Renouncing one’s citizenship and taking up residence in Singapore – as did Facebook billionaire Eduardo Saverin earlier this year – may save you some taxes, but at what price? Singapore may provide a wonderfully serene neighborhood for someone able to purchase a huge and secluded estate, but for non-billionaires, the degree of individual freedom lost in moving from the United States to the small city-state of Singapore, would be a shock most would come to quickly regret.
Some of the more interesting phenomena in this game of looking for Nirvana in foreign climes, are plans to establish what the Guardian calls “neo-liberal start up cit[ies]” in the Central American country of Honduras. Recently, at least two groups – Future Cities Development Corporation and Free Cities Group (or, “Grupo Ciudades Libres” in Spanish) – launched plans to lay the legal and political foundation for a libertarian-leaning city in Honduras. Unfortunately, that country’s extremely high level of crime, and the inability to pin down the Honduran government’s promises to allow the interlopers to run things as they wished, have slowed such plans considerably.

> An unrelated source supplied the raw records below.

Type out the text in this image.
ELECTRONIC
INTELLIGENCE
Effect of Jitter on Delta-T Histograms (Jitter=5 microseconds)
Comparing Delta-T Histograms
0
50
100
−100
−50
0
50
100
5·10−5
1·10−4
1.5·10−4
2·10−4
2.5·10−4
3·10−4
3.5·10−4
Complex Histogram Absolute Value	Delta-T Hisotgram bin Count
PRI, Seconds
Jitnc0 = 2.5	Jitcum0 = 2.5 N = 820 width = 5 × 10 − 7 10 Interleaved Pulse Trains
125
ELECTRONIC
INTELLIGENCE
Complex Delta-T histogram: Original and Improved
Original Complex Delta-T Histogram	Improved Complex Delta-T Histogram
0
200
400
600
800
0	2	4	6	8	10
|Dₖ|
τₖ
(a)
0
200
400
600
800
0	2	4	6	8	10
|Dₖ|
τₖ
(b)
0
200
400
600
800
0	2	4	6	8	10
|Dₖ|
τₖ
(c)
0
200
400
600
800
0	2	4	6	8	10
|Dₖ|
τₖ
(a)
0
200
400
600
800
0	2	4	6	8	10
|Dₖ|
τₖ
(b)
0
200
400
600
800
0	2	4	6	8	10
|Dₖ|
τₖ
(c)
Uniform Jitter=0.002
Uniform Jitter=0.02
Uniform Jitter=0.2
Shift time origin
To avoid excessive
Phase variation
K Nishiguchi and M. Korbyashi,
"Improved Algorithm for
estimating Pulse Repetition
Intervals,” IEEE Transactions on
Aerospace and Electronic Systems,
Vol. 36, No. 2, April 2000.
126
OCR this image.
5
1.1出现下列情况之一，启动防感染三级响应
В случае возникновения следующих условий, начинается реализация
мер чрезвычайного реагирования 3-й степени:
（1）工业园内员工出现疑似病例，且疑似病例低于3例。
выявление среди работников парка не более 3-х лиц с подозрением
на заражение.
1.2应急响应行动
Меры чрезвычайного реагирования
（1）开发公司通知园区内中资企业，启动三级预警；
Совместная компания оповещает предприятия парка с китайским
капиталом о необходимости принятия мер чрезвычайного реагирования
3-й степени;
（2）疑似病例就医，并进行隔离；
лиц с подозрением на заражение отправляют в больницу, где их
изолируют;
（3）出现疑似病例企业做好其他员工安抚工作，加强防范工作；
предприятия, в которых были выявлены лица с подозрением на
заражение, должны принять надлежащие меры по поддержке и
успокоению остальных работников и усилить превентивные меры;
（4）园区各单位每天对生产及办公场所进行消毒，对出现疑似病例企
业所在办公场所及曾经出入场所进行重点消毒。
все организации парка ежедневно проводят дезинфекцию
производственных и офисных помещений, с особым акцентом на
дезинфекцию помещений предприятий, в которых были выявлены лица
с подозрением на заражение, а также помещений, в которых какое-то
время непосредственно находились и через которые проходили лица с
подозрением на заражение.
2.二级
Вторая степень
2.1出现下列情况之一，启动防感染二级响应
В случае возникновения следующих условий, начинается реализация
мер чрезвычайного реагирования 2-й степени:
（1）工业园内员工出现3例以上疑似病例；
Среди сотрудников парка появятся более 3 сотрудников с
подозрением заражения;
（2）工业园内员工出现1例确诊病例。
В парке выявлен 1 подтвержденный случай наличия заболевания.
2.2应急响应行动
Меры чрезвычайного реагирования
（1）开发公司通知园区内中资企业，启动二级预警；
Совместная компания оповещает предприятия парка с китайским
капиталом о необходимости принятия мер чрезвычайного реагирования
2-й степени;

There are many beautiful and enticing places in countries in the Caribbean, Central America, and elsewhere. However, the reality is that these societies do not possess the legal and political infrastructure that offers fundamentally sound and dependable mechanisms through which property, contractual, and individual rights can be protected against individual or government looters. Without such systems, the thrill of re-locating to a foreign Shangri-La soon wanes.
Despite the many and serious problems we face here in our country, the system of governance envisioned by our Founding Fathers, and which remains largely in place more than two and a quarter centuries later, remains the best you’ll find, anywhere. America is, as Ronald Reagan so eloquently stated nearly a half century ago in 1964, “the last best hope of man on earth.” Let’s work to defend and preserve it; not abandon it.